Sherwood continued to speak on Lindahl’s impact on the department in terms of changing the culture of safety. “His impact is helping to make members safe,” Sherwood said before detailing Lindahl’s focus on cancer reduction and mental health among other health issues.
Lindahl’s care for health was also apparent during his time as an EMT. After earning his first responder degree in the fire department, he continued on to earn his emergency medical technician license and worked on an ambulance.
A nurse practitioner encouraged Lindahl to take nursing classes at Northwest Technical College during one of his EMT shifts, after which he continued to become a certified nursing assistant and licensed practical nurse.
In spring 2019, he started working toward his four-year nursing degree at Bemidji State University. He will graduate next May.
Bemidji State has accommodated Lindahl by allowing him to bring oxygen into the classrooms and completing untimed tests in a room separate from other people.

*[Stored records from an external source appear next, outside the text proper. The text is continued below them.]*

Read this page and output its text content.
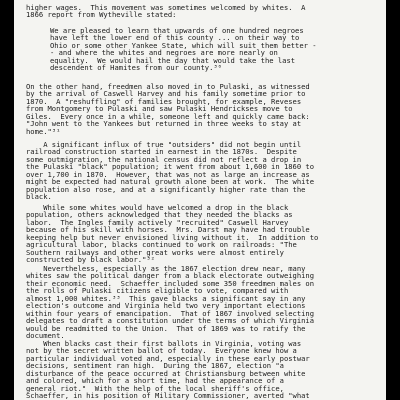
higher wages.  This movement was sometimes welcomed by whites.  A
1866 report from Wytheville stated:

We are pleased to learn that upwards of one hundred negroes
have left the lower end of this county ... on their way to
Ohio or some other Yankee State, which will suit them better -
- and where the whites and negroes are more nearly on
equality.  We would hail the day that would take the last
descendent of Hamites from our county.³⁰

On the other hand, freedmen also moved in to Pulaski, as witnessed
by the arrival of Caswell Harvey and his family sometime prior to
1870.  A "reshuffling" of families brought, for example, Reveses
from Montgomery to Pulaski and saw Pulaski Hendrickses move to
Giles.  Every once in a while, someone left and quickly came back:
"John went to the Yankees but returned in three weeks to stay at
home."³¹

A significant influx of true "outsiders" did not begin until
railroad construction started in earnest in the 1870s.  Despite
some outmigration, the national census did not reflect a drop in
the Pulaski "black" population; it went from about 1,600 in 1860 to
over 1,700 in 1870.  However, that was not as large an increase as
might be expected had natural growth alone been at work.  The white
population also rose, and at a significantly higher rate than the
black.

While some whites would have welcomed a drop in the black
population, others acknowledged that they needed the blacks as
labor.  The Ingles family actively "recruited" Caswell Harvey
because of his skill with horses.  Mrs. Darst may have had trouble
keeping help but never envisioned living without it.  In addition to
agricultural labor, blacks continued to work on railroads: "The
Southern railways and other great works were almost entirely
constructed by black labor."³²

Nevertheless, especially as the 1867 election drew near, many
whites saw the political danger from a black electorate outweighing
their economic need.  Schaeffer included some 350 freedmen males on
the rolls of Pulaski citizens eligible to vote, compared with
almost 1,000 whites.³³  This gave blacks a significant say in any
election's outcome and Virginia held two very important elections
within four years of emancipation.  That of 1867 involved selecting
delegates to draft a constitution under the terms of which Virginia
would be readmitted to the Union.  That of 1869 was to ratify the
document.

When blacks cast their first ballots in Virginia, voting was
not by the secret written ballot of today.  Everyone knew how a
particular individual voted and, especially in these early postwar
decisions, sentiment ran high.  During the 1867, election "a
disturbance of the peace occurred at Christiansburg between white
and colored, which for a short time, had the appearance of a
general riot."  With the help of the local sheriff's office,
Schaeffer, in his position of Military Commissioner, averted "what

Lindahl explained that, though he doesn’t expect to return to his role on the front line for the fire department, he's hopeful he can remain active in an administrative or educational job.

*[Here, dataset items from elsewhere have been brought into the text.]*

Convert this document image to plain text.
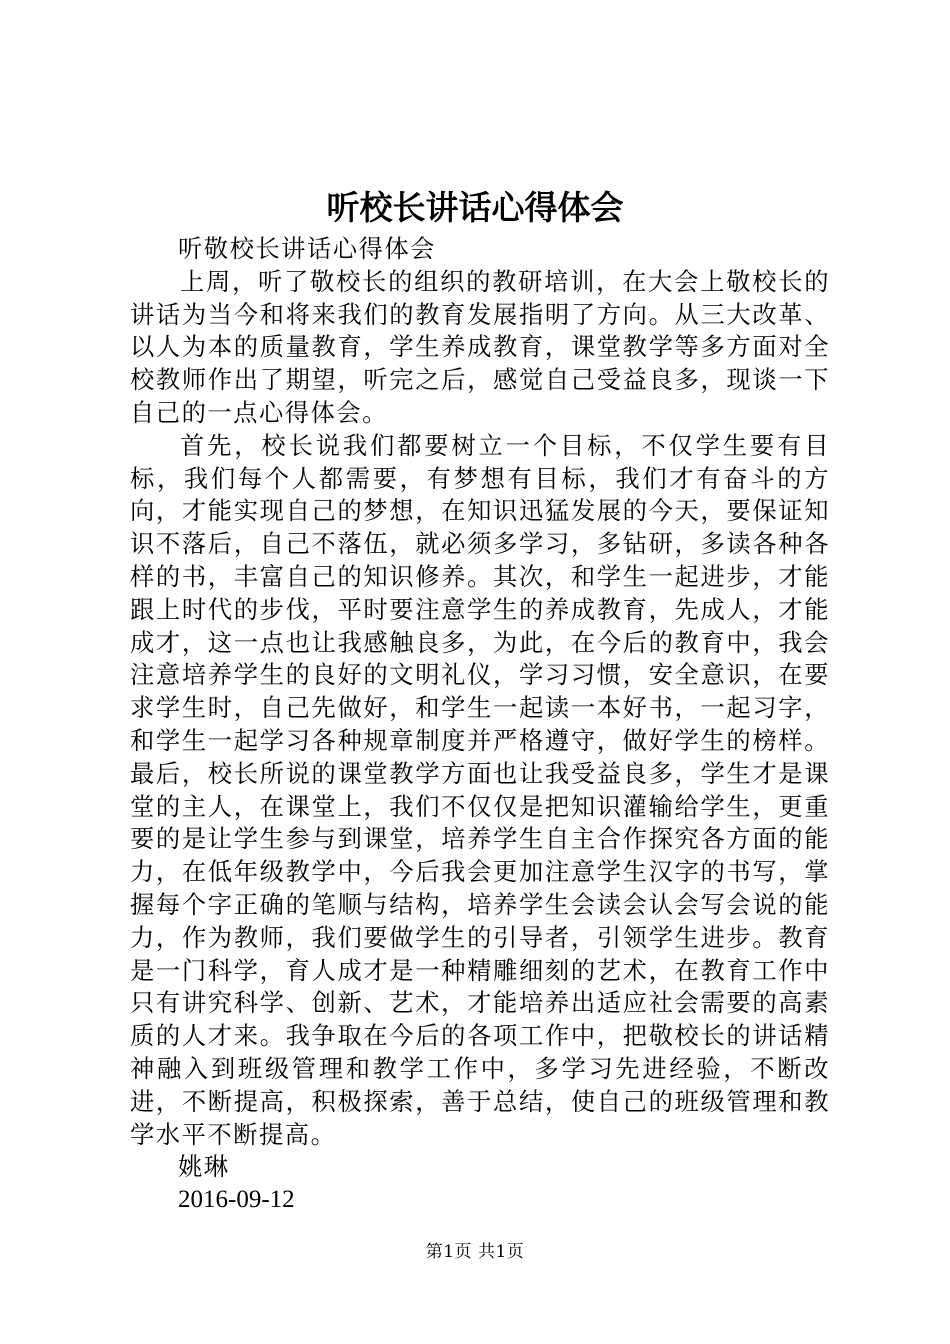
听校长讲话心得体会

听敬校长讲话心得体会

上周，听了敬校长的组织的教研培训，在大会上敬校长的讲话为当今和将来我们的教育发展指明了方向。从三大改革、以人为本的质量教育，学生养成教育，课堂教学等多方面对全校教师作出了期望，听完之后，感觉自己受益良多，现谈一下自己的一点心得体会。

首先，校长说我们都要树立一个目标，不仅学生要有目标，我们每个人都需要，有梦想有目标，我们才有奋斗的方向，才能实现自己的梦想，在知识迅猛发展的今天，要保证知识不落后，自己不落伍，就必须多学习，多钻研，多读各种各样的书，丰富自己的知识修养。其次，和学生一起进步，才能跟上时代的步伐，平时要注意学生的养成教育，先成人，才能成才，这一点也让我感触良多，为此，在今后的教育中，我会注意培养学生的良好的文明礼仪，学习习惯，安全意识，在要求学生时，自己先做好，和学生一起读一本好书，一起习字，和学生一起学习各种规章制度并严格遵守，做好学生的榜样。最后，校长所说的课堂教学方面也让我受益良多，学生才是课堂的主人，在课堂上，我们不仅仅是把知识灌输给学生，更重要的是让学生参与到课堂，培养学生自主合作探究各方面的能力，在低年级教学中，今后我会更加注意学生汉字的书写，掌握每个字正确的笔顺与结构，培养学生会读会认会写会说的能力，作为教师，我们要做学生的引导者，引领学生进步。教育是一门科学，育人成才是一种精雕细刻的艺术，在教育工作中只有讲究科学、创新、艺术，才能培养出适应社会需要的高素质的人才来。我争取在今后的各项工作中，把敬校长的讲话精神融入到班级管理和教学工作中，多学习先进经验，不断改进，不断提高，积极探索，善于总结，使自己的班级管理和教学水平不断提高。

姚琳

2016-09-12

第1页 共1页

“The days of dragging hoses are gone,” Lindahl said. In the meantime, he'll be working on being able to breathe again without the help of an oxygen tank and doing cardio and biking activities.
He said his highest priority remains being there for his family, who he credits as a central part of his support system along with many other friends and community members.
“My wife Amy, daughters Abigail and Heather, Kim Anderson, Dave Okerstrom from the Cities, I mean the list goes on. My neighbors Chuck and Marlene Boe…” Lindahl continued, expounding on the immense amount of support he has received.
“(Lindahl’s) a people person,” Sherwood added, as this is one way to return the favor he has extended to so many. “He’s touched a lot of people’s lives.”
Bemidji has been rallying to raise funds to help Walter Lindahl with medical expenses. The First Responders Day Party, hosted by Bar 209 on Sept. 11, raised $1,295. Planned as a general first responder celebration, Lindahl’s friend Kim Anderson, along with the responders, advocated for a benefit on his behalf.
Another benefit is planned for 2 to 7 p.m. Sunday, Oct. 3, at the Bemidji Eagle’s Club. There will be a pulled pork sandwich dinner with $10 meal tickets starting at 2 p.m. along with a bake sale. A cornhole tournament will start at 3 p.m. with a $25 per person entry fee, and a silent auction will close the evening at 7 p.m. along with a raffle drawing.
Cash donations are also accepted at Riverwood Bank under the account name, “Walter Lindahl’s Benefit.”